The irony is that the thing most likely to force the UK into significant concessions is the threat of independence, which Labour wants to take off the table. The Scottish government has already asked for limited borrowing powers to be devolved as part of its pandemic recovery plans, and was easily rebuffed. This reinforces the SNP’s case for independence, but it makes Labour’s problems worse. If Scotland has to wait for England to elect a Labour government to get the extra powers it needs, why not just vote SNP to keep up the pressure?

But independence is not a foregone conclusion and there may be hope for the union yet. The sociologist Lindsay Paterson has developed something like a general theory of Scottish constitutional change, which he calls “utopian pragmatism”. Utopian ideas such as independence, he argues, have typically supplied political attention and “emotional fuel” to constitutional questions; these are met with pragmatic reforms that keep the British state intact and don’t breach Scotland’s social peace. Britain has adjusted its kilt several times, from 1969’s Royal Commission on the Constitution to the Scottish parliament and the expansion of devolution after 2014’s independence referendum. What’s stopping another twist of the plaid?

One obstacle is the party system. The SNP has traditionally provided the utopianism, while Labour has been the vanguard of cautious reform. But in the eyes of the public, the SNP now serves as both pragmatic negotiator for more devolution and the seismic threat lurking underneath. Things may even be approaching a tipping point, where the structuring divide is no longer between pragmatism in the UK and utopianism outside of it, but between different approaches to independence contested largely within the SNP.

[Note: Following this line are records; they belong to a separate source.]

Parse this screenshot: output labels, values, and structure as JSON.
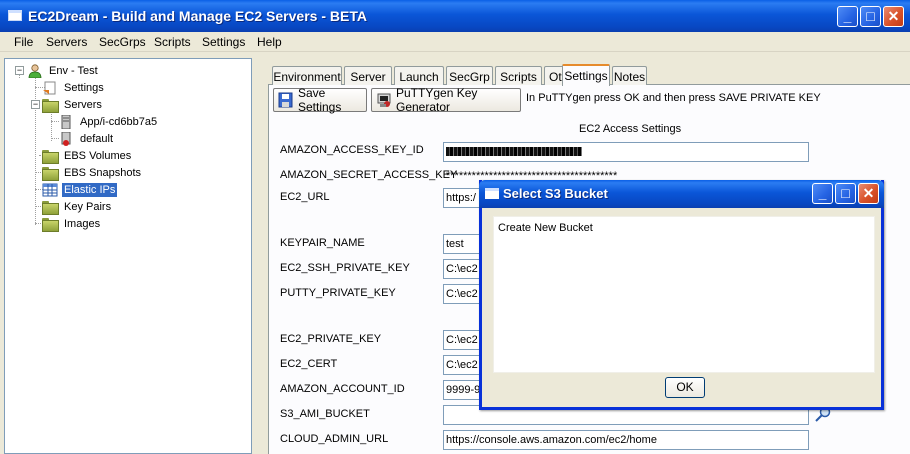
{
  "window": {
    "title": "EC2Dream - Build and Manage EC2 Servers - BETA",
    "controls": {
      "minimize": "_",
      "maximize": "□",
      "close": "✕"
    }
  },
  "menu": [
    "File",
    "Servers",
    "SecGrps",
    "Scripts",
    "Settings",
    "Help"
  ],
  "tree": {
    "root": "Env - Test",
    "settings": "Settings",
    "servers": "Servers",
    "server_1": "App/i-cd6bb7a5",
    "server_2": "default",
    "ebs_volumes": "EBS Volumes",
    "ebs_snapshots": "EBS Snapshots",
    "elastic_ips": "Elastic IPs",
    "key_pairs": "Key Pairs",
    "images": "Images",
    "expander_open": "−"
  },
  "tabs": [
    "Environment",
    "Server",
    "Launch",
    "SecGrp",
    "Scripts",
    "Other",
    "Settings",
    "Notes"
  ],
  "active_tab": "Settings",
  "toolbar": {
    "save_label": "Save Settings",
    "puttygen_label": "PuTTYgen Key Generator",
    "hint": "In PuTTYgen press OK and then press SAVE PRIVATE KEY"
  },
  "section_title": "EC2 Access Settings",
  "fields": {
    "access_key_label": "AMAZON_ACCESS_KEY_ID",
    "secret_key_label": "AMAZON_SECRET_ACCESS_KEY",
    "secret_key_value": "****************************************",
    "ec2_url_label": "EC2_URL",
    "ec2_url_value": "https:/",
    "keypair_label": "KEYPAIR_NAME",
    "keypair_value": "test",
    "ssh_key_label": "EC2_SSH_PRIVATE_KEY",
    "ssh_key_value": "C:\\ec2",
    "putty_key_label": "PUTTY_PRIVATE_KEY",
    "putty_key_value": "C:\\ec2",
    "private_key_label": "EC2_PRIVATE_KEY",
    "private_key_value": "C:\\ec2",
    "cert_label": "EC2_CERT",
    "cert_value": "C:\\ec2",
    "account_id_label": "AMAZON_ACCOUNT_ID",
    "account_id_value": "9999-9",
    "s3_bucket_label": "S3_AMI_BUCKET",
    "s3_bucket_value": "",
    "admin_url_label": "CLOUD_ADMIN_URL",
    "admin_url_value": "https://console.aws.amazon.com/ec2/home"
  },
  "dialog": {
    "title": "Select S3 Bucket",
    "items": [
      "Create New Bucket"
    ],
    "ok_label": "OK"
  },
  "colors": {
    "titlebar_blue": "#0a56d8",
    "selection": "#316ac5",
    "tab_highlight": "#e68b2c",
    "close_red": "#d9522a"
  }
}
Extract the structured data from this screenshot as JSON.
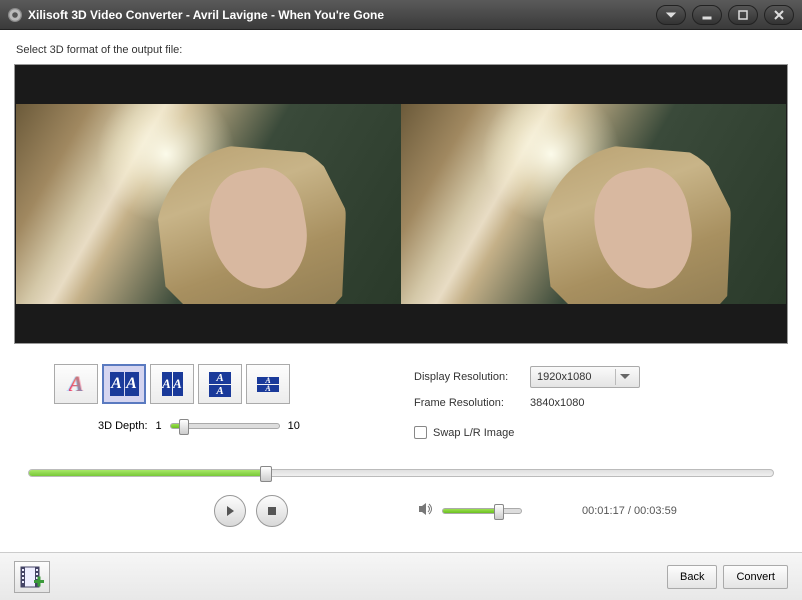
{
  "window": {
    "title": "Xilisoft 3D Video Converter - Avril Lavigne - When You're Gone"
  },
  "instruction": "Select 3D format of the output file:",
  "formats": {
    "anaglyph": "A",
    "sbs_full_l": "A",
    "sbs_full_r": "A",
    "sbs_half_l": "A",
    "sbs_half_r": "A",
    "tb_full_t": "A",
    "tb_full_b": "A",
    "tb_half_t": "A",
    "tb_half_b": "A"
  },
  "depth": {
    "label": "3D Depth:",
    "min": "1",
    "max": "10"
  },
  "resolution": {
    "display_label": "Display Resolution:",
    "display_value": "1920x1080",
    "frame_label": "Frame Resolution:",
    "frame_value": "3840x1080"
  },
  "swap": {
    "label": "Swap L/R Image"
  },
  "playback": {
    "current": "00:01:17",
    "total": "00:03:59",
    "separator": " / "
  },
  "buttons": {
    "back": "Back",
    "convert": "Convert"
  }
}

Paradoxically, this may pose the biggest threat to the SNP’s power. Despite its success, the party is troubled by bitter internal conflict. Alex Salmond, recently cleared of charges of sexual assault and attempted rape, has accused the party leadership of conspiring against him, while his allies and others have criticised Sturgeon’s leadership on a host of issues. Much of this has focused on what to do if Westminster refuses a second referendum, but has also served to expose diverging visions of independence.

The SNP leadership are offering an impeccably constitutional route to independence that promises as little disruption as possible. Pounds sterling and the monarchy will be retained alongside Nato membership, and EU membership restored. Critics say this isn’t real independence, and want an extra-parliamentary struggle for a Scottish republic that prints its own money, carefully considers its European options and makes its own way on defence. This hopeful radicalism contrasts sharply with the leadership’s more realistic assessment of how much politics the Scottish voters can tolerate. If the stakes of that conflict continue to rise, it may become harder to contain within a single party. As the clock ticks down to 2021, all Sturgeon can say to the independence movement is: please control the beating of your heart.